これは、歯科衛生士のメインテナンスで言うと、最後のフッ化物塗布から経験させて、最終的には全工程が1人でできるようになるというイメージでしょうか。また、教えることが1番の学びになるというのは、その通りだと思いました。

 

 

具体例

 

著者さんが実際に行い、効果のあった具体例が詳しく書かれており、勝手に使って良いということなので(笑)、歯科医院でもやってみるといいんじゃないかな、と思うものを書いておきます。

 

  • 読書手当「道真公の愛」

著者さんの会社では、月1万円を上限として社員が購入した本の半額を補助しているそうです。しかも、給与明細に「道真公の愛」と記載されるそうです。

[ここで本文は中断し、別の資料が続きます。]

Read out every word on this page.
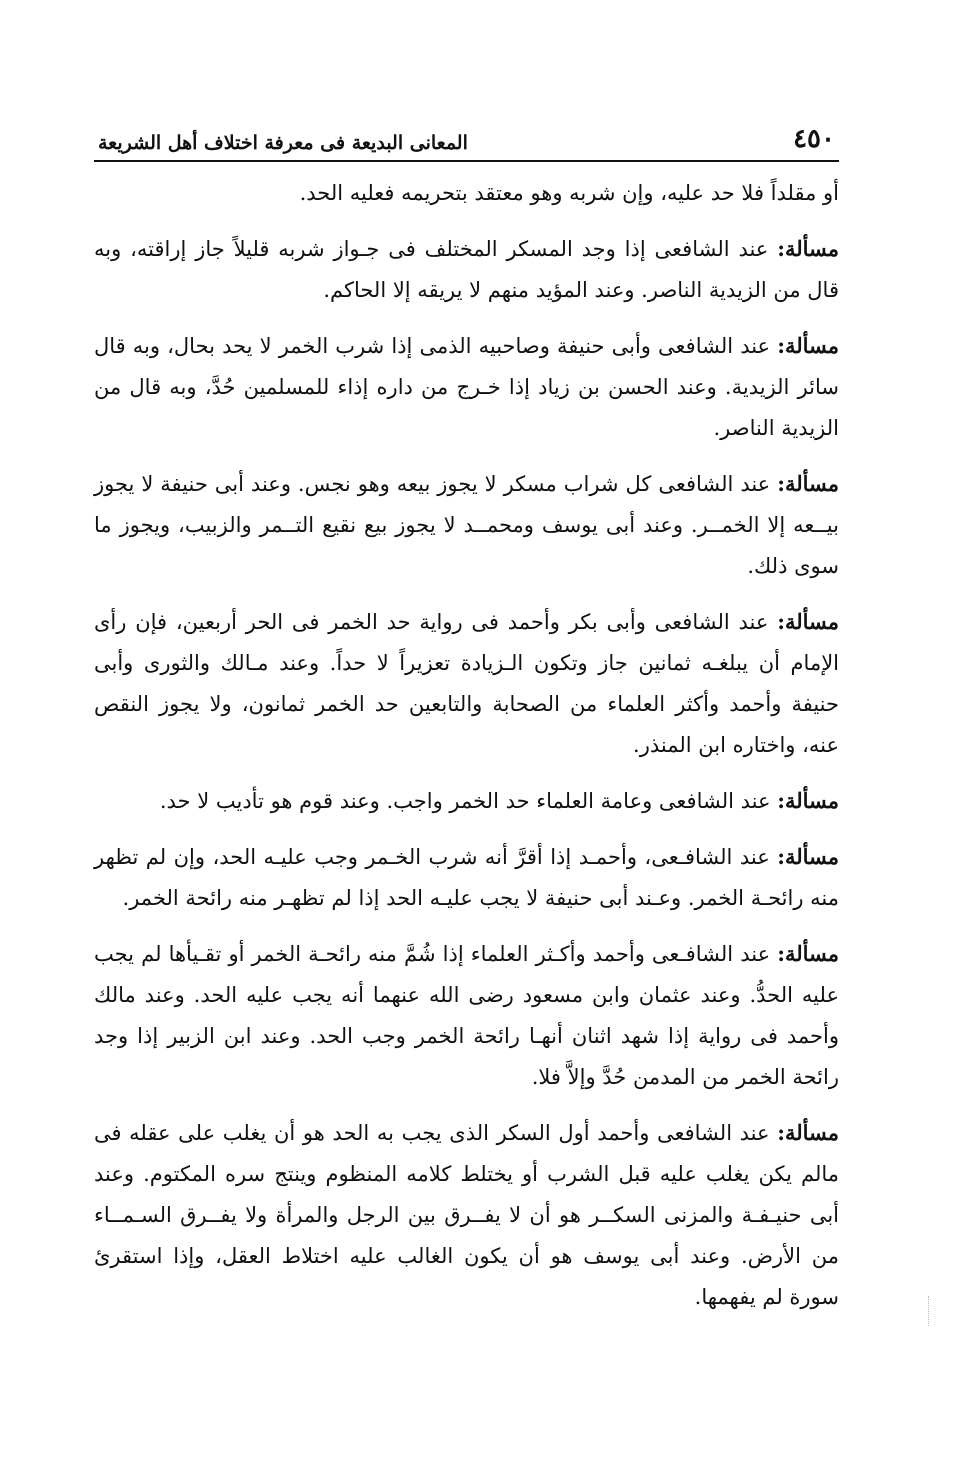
٤٥٠
المعانى البديعة فى معرفة اختلاف أهل الشريعة

أو مقلداً فلا حد عليه، وإن شربه وهو معتقد بتحريمه فعليه الحد.

مسألة: عند الشافعى إذا وجد المسكر المختلف فى جـواز شربه قليلاً جاز إراقته، وبه قال من الزيدية الناصر. وعند المؤيد منهم لا يريقه إلا الحاكم.

مسألة: عند الشافعى وأبى حنيفة وصاحبيه الذمى إذا شرب الخمر لا يحد بحال، وبه قال سائر الزيدية. وعند الحسن بن زياد إذا خـرج من داره إذاء للمسلمين حُدَّ، وبه قال من الزيدية الناصر.

مسألة: عند الشافعى كل شراب مسكر لا يجوز بيعه وهو نجس. وعند أبى حنيفة لا يجوز بيــعه إلا الخمــر. وعند أبى يوسف ومحمــد لا يجوز بيع نقيع التــمر والزبيب، ويجوز ما سوى ذلك.

مسألة: عند الشافعى وأبى بكر وأحمد فى رواية حد الخمر فى الحر أربعين، فإن رأى الإمام أن يبلغـه ثمانين جاز وتكون الـزيادة تعزيراً لا حداً. وعند مـالك والثورى وأبى حنيفة وأحمد وأكثر العلماء من الصحابة والتابعين حد الخمر ثمانون، ولا يجوز النقص عنه، واختاره ابن المنذر.

مسألة: عند الشافعى وعامة العلماء حد الخمر واجب. وعند قوم هو تأديب لا حد.

مسألة: عند الشافـعى، وأحمـد إذا أقرَّ أنه شرب الخـمر وجب عليـه الحد، وإن لم تظهر منه رائحـة الخمر. وعـند أبى حنيفة لا يجب عليـه الحد إذا لم تظهـر منه رائحة الخمر.

مسألة: عند الشافـعى وأحمد وأكـثر العلماء إذا شُمَّ منه رائحـة الخمر أو تقـيأها لم يجب عليه الحدُّ. وعند عثمان وابن مسعود رضى الله عنهما أنه يجب عليه الحد. وعند مالك وأحمد فى رواية إذا شهد اثنان أنهـا رائحة الخمر وجب الحد. وعند ابن الزبير إذا وجد رائحة الخمر من المدمن حُدَّ وإلاَّ فلا.

مسألة: عند الشافعى وأحمد أول السكر الذى يجب به الحد هو أن يغلب على عقله فى مالم يكن يغلب عليه قبل الشرب أو يختلط كلامه المنظوم وينتج سره المكتوم. وعند أبى حنيـفـة والمزنى السكــر هو أن لا يفــرق بين الرجل والمرأة ولا يفــرق السـمــاء من الأرض. وعند أبى يوسف هو أن يكون الغالب عليه اختلاط العقل، وإذا استقرئ سورة لم يفهمها.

面白いですね。Kindle Unlimitedのサブスク費用でも出してくれますかね?

 

  • 将来の自分への手紙

新入社員と途中入社の社員には、入社時に3ヶ月後の自分に、他の社員には、1年後の自分に向けた手紙を書いてもらうそうです。この手紙は自分以外の誰も読めない仕組みで、こうありたい、こういうことに悩んでいるということを言語化できる機会になっているということでした。

 

 

まとめ

 

少子化がますます進む中で、今いる人材を育成することができれば、少ない人材で生産性が上がることは自明ですね。しかし、著者さんも言うように、人材育成は成果を数量的に評価することが難しいという面があり、費用対効果を確認できない、つまり、経営者がお金をかけたがらないという問題があります。

法律上、なかなか雇った人を辞めさせられない日本では、お金と労力をかけるべき人を見極めながら、資源を投資して、地道にAクラス人材に育てていくしかないよねと思いました。リクルートや大手コンサル会社のように、育てた人材に固執しない、どんどん送り出すというのも、優秀な人材の確保と学ぶ雰囲気の醸成にいい方法だと思います。